Krohne, for example, will be launching later this year (probably at either the Interkama or Achema shows in Germany) a new version of its Optiflux magmeter electronics that will feature “a virtual reference”, says Hans Windgassen, product business manager in Dordrecht, the Netherlands. “This option abolishes the need for grounding in most applications,” he explains, “and can save on installation costs.” And cutting installation and running costs even more will be a new battery-powered meter, with a battery life of up to six years, that should be of interest for remote installations, especially in water and wastewater pipelines.

In common with many other suppliers of flow meters— of all different types, not just magmeters —  Krohne has been concentrating much of its development work on the electronics side of the instruments. For example, Windgassen says the inclusion of a conductivity measurement circuit, now offered as a standard feature, has generated positive reactions from users. “Not so much that people wanted to measure conductivity itself,” he points out, “but more that they can now derive a lot of information on the product, or on the process conditions, or even on safety aspects such as whether or not a pipe has been adequately purged.”

Similarly, ABB Instrumentation, Rochester, N.Y., recently expanded its range of magmeters with the Parti-Mag II, which features improved sensor and microprocessor technology to give greater accuracy on partially full pipeline applications (Figure 3). The better signal quality eliminates the need for the instrument’s converter to be routinely reset to zero to ensure continued accuracy.
Although manufacturers have always looked to improve the performance and accuracy of their meters, Bret Shanahan, Chanhassen, Minn.-based marketing vice-president for vortex and magnetic meters at Emerson, sees the main growth coming from suppliers offering comprehensive solutions with their meters. An example of this, he says, is the temperature compensation now available with vortex meters to add multivariable capabilities.

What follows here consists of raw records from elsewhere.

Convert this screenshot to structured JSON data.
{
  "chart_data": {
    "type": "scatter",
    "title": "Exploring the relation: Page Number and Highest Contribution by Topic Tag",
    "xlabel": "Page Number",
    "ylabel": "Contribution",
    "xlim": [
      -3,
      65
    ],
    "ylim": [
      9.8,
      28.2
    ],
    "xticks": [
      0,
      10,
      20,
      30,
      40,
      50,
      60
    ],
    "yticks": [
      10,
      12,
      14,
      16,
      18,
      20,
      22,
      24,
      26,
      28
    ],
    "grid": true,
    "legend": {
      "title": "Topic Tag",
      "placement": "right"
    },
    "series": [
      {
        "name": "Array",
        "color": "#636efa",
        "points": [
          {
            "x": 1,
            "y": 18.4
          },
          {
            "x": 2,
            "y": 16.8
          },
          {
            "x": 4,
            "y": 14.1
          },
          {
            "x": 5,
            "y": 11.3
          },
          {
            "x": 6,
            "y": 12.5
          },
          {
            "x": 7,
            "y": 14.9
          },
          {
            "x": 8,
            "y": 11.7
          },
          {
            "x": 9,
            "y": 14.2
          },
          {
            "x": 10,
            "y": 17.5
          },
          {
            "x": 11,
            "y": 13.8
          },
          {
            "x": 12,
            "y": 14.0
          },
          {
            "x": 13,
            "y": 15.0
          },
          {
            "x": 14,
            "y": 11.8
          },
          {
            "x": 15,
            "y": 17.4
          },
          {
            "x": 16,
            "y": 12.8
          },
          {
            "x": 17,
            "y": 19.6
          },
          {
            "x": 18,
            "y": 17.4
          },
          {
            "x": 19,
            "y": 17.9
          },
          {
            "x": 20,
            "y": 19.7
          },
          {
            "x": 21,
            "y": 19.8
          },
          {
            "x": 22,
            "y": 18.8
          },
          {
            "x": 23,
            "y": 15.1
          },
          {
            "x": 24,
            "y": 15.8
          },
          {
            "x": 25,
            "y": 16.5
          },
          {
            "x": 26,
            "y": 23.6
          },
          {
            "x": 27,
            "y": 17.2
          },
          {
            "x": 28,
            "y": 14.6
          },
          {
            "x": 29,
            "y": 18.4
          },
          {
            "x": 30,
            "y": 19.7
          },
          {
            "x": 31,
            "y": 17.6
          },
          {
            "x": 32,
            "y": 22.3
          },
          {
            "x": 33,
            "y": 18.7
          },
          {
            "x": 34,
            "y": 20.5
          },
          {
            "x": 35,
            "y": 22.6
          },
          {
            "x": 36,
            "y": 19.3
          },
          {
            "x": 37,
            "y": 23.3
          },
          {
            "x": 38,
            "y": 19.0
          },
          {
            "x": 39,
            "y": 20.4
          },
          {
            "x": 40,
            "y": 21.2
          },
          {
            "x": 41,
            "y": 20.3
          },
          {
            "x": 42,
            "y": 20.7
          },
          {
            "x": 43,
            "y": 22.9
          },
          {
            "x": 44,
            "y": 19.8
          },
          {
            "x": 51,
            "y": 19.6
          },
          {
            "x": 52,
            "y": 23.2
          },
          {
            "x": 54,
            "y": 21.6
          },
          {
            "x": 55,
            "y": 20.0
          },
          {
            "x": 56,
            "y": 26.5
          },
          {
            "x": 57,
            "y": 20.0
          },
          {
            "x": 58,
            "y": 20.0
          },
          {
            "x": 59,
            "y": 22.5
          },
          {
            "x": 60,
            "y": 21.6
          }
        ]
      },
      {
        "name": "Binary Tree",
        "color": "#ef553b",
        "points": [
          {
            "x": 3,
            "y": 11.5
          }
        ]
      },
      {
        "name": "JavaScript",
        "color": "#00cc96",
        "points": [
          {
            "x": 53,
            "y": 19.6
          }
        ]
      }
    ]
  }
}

More than a partial solution
Figure 3. The Parti-Mag II features improved sensor and microprocessor technology to provide greater accuracy on partially full pipelines.

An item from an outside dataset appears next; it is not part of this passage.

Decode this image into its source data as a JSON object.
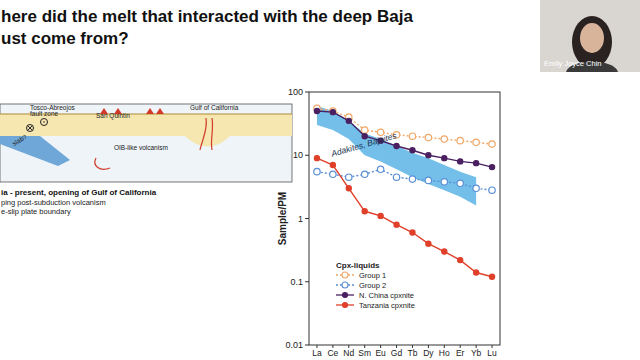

Source: ABB More generally, he also cites the rapidly growing interest in on-line diagnostics and asset management solutions. “There’s almost a craving for more information from in-line meters,” he says. “In magmeters, for example, we’ve found that by having a grounding wiring diagnostic facility, we can accelerate users’ start-up times.” Another diagnostic feature recently added to the company’s magmeters is one for detecting high process noise — a condition that can upset meter readings but one that can be mitigated by changing coil drive frequency, if only the user knows about the problem in the first place.So, while the fundamentals of flow meters might not have changed much over the years, their functionality certainly has, adding value all the way down the line.